Il sostegno del Municipio Roma VIII
Alla protesta ha partecipato anche il presidente del Municipio Roma VIII Amedeo Ciaccheri che in una nota dichiara che bisogna: «difendere una struttura fondamentale per le persone con disabilità visiva che rischia di essere smantellata pezzo per pezzo da una gestione senza trasparenza e senza visione». Ciaccheri ha chiesto alla Regione di aprire «subito tavoli di confronto con lavoratori, sindacati e rappresentanze delle persone con disabilità visiva».
Presente anche il gruppo consiliare del Partito Democratico del Municipio VIII, che ha espresso pieno sostegno alle lavoratrici e ai lavoratori dell’Asp Sant’Alessio e alle loro rivendicazioni per la tutela dei servizi e della qualità del lavoro.
Il gruppo ha ricordato, in una dichiarazione, che l’11 febbraio il Consiglio municipale ha discusso un atto della maggioranza di centrosinistra a sostegno dei dipendenti dell’istituto, definito «un presidio sociale e sanitario di grande valore per Roma e per il quadrante sud della città».
In piazza erano presenti anche molti genitori che frequentano l’Istituto: «Quello che ci stanno togliendo oggi sono pezzi di futuro dei nostri figli», raccontano alcune famiglie. Un padre, aggiunge: «Non ho mai manifestato in vita mia, ma non si può sopportare questa situazione».
Le famiglie denunciano problemi di continuità nei servizi: «Gli operatori vanno via perché non si trovano bene e gli stipendi sono bassi – racconta una madre – i bambini rimangono senza terapie e noi genitori non veniamo coinvolti». Un’altra segnala la scomparsa di alcune attività fondamentali: «Mio figlio faceva judo al Sant’Alessio, ma da un anno e mezzo lo sport è stato sospeso e non abbiamo trovato altre strutture a Roma».
Anche dall’interno arrivano testimonianze di difficoltà organizzative. Un’operatrice racconta che negli ultimi mesi «sono stati smantellati diversi servizi e il personale è diminuito». Nella RSA, spiega, «gli operatori socio-sanitari sono stati dimezzati e spesso restano solo due OSS per turno per assistere pazienti quasi tutti ciechi».

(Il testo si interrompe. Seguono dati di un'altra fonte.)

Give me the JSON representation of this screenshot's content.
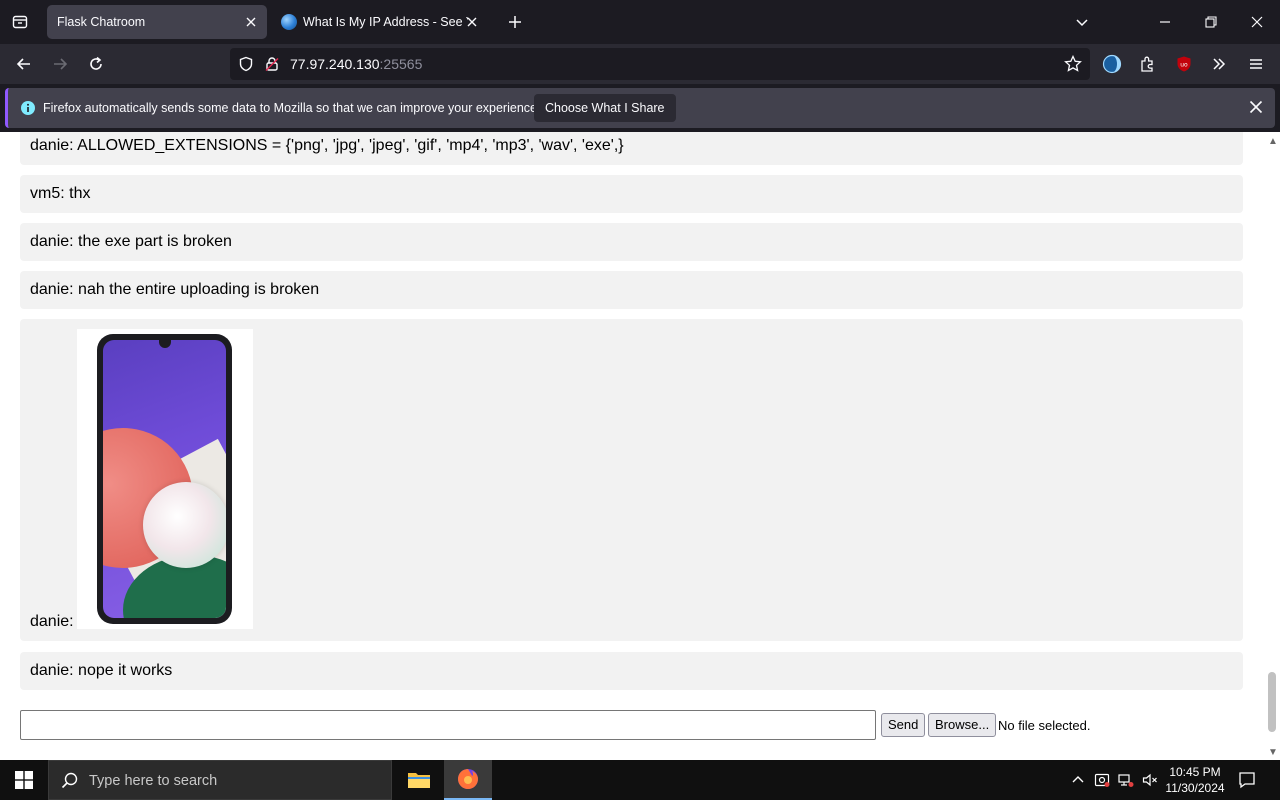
{
  "browser": {
    "tabs": [
      {
        "title": "Flask Chatroom",
        "active": true
      },
      {
        "title": "What Is My IP Address - See Your Public Address",
        "active": false
      }
    ],
    "url": {
      "host": "77.97.240.130",
      "port": ":25565"
    }
  },
  "notification": {
    "text": "Firefox automatically sends some data to Mozilla so that we can improve your experience.",
    "button_label": "Choose What I Share"
  },
  "chat": {
    "messages": [
      {
        "text": "danie: ALLOWED_EXTENSIONS = {'png', 'jpg', 'jpeg', 'gif', 'mp4', 'mp3', 'wav', 'exe',}"
      },
      {
        "text": "vm5: thx"
      },
      {
        "text": "danie: the exe part is broken"
      },
      {
        "text": "danie: nah the entire uploading is broken"
      },
      {
        "text": "danie:",
        "image": "smartphone-photo"
      },
      {
        "text": "danie: nope it works"
      }
    ],
    "composer": {
      "input_value": "",
      "send_label": "Send",
      "browse_label": "Browse...",
      "file_status": "No file selected."
    }
  },
  "taskbar": {
    "search_placeholder": "Type here to search",
    "time": "10:45 PM",
    "date": "11/30/2024"
  },
  "colors": {
    "accent": "#9059ff",
    "page_bg": "#ffffff",
    "message_bg": "#f2f2f2"
  }
}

Verso il tardo pomeriggio una delegazione di lavoratori, sindacati e familiari è stata ricevuta negli uffici della Regione Lazio. Secondo gli organizzatori, la Regione si è impegnata ad approfondire la situazione e ad aprire tavoli di confronto con le parti coinvolte per individuare possibili soluzioni.

La Commissione Trasparenza e le questioni aperte
Sul caso è intervenuto anche Massimiliano Valeriani, presidente della Commissione Trasparenza del Consiglio regionale, che ha convocato una seduta dedicata all’istituto per il 19 marzo.

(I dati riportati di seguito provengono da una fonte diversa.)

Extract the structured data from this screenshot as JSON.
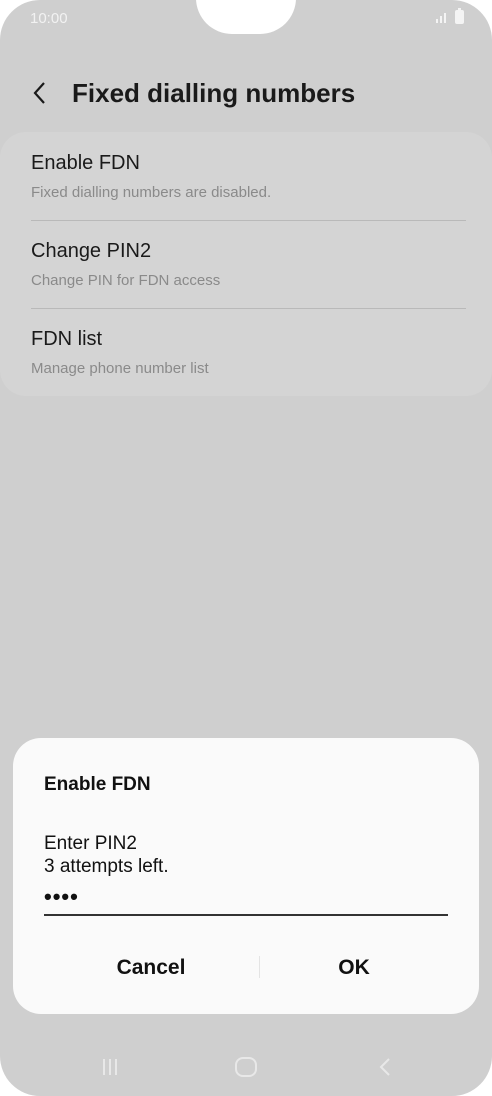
{
  "status_bar": {
    "time": "10:00"
  },
  "header": {
    "title": "Fixed dialling numbers"
  },
  "settings": {
    "items": [
      {
        "title": "Enable FDN",
        "subtitle": "Fixed dialling numbers are disabled."
      },
      {
        "title": "Change PIN2",
        "subtitle": "Change PIN for FDN access"
      },
      {
        "title": "FDN list",
        "subtitle": "Manage phone number list"
      }
    ]
  },
  "dialog": {
    "title": "Enable FDN",
    "message_line1": "Enter PIN2",
    "message_line2": "3 attempts left.",
    "pin_value": "••••",
    "cancel_label": "Cancel",
    "ok_label": "OK"
  },
  "navbar": {
    "icons": [
      "recent-apps-icon",
      "home-icon",
      "back-icon"
    ]
  },
  "colors": {
    "background_dimmed": "#cfcfcf",
    "dialog_background": "#fafafa",
    "text_primary": "#111111",
    "text_secondary": "#8a8a8a"
  }
}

La Commissione dovrà chiarire diversi aspetti della gestione, a partire dai requisiti della direzione e da eventuali conflitti di interesse. Al centro dell’attenzione anche la gestione del patrimonio immobiliare dell’ente e il ruolo del fondo Castello SGR, incaricato di gestire parte degli immobili del Sant’Alessio.

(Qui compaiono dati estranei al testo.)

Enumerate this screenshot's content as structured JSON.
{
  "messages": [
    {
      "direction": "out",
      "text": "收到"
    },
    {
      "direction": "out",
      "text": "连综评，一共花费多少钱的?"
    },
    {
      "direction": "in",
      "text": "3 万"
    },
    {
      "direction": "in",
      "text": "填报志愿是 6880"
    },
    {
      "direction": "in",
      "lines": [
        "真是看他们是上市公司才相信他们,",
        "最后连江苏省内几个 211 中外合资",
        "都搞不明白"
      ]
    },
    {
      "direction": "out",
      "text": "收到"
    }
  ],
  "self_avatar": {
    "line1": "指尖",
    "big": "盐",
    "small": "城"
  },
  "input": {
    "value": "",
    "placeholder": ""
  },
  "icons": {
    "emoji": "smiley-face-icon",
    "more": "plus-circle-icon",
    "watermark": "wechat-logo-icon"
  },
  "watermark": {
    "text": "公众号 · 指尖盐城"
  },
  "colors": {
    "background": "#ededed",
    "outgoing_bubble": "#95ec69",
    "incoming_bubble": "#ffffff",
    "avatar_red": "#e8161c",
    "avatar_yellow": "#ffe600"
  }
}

La vicenda si inserisce in una storia amministrativa complessa: l’istituto, ex Ipab, ha subito più volte commissariamenti ed è stato più volte al centro di controversie legate alla gestione del patrimonio immobiliare.
Alla richiesta di chiarimenti che abbiamo inviato ai vertici dell’ente, il presidente Sergio Schisani e il direttore generale Massimo Canu al momento non hanno fornito alcuna risposta. Canu, ex direttore di ACT e politicamente vicino all’ex sindaco Gianni Alemanno, è noto nel territorio dell’Ottavo Municipio per la vicenda legata alla gestione del casale di Grotta Perfetta 610, che nella prima metà degli anni 2010 aveva sollevato molte polemiche sulla conduzione della struttura.
Intanto tra lavoratori e famiglie resta un timore condiviso. Alla fine della manifestazione, sotto la pioggia, la frase che si ripete tra i partecipanti è la stessa: «Il Sant’Alessio non si può spegnere».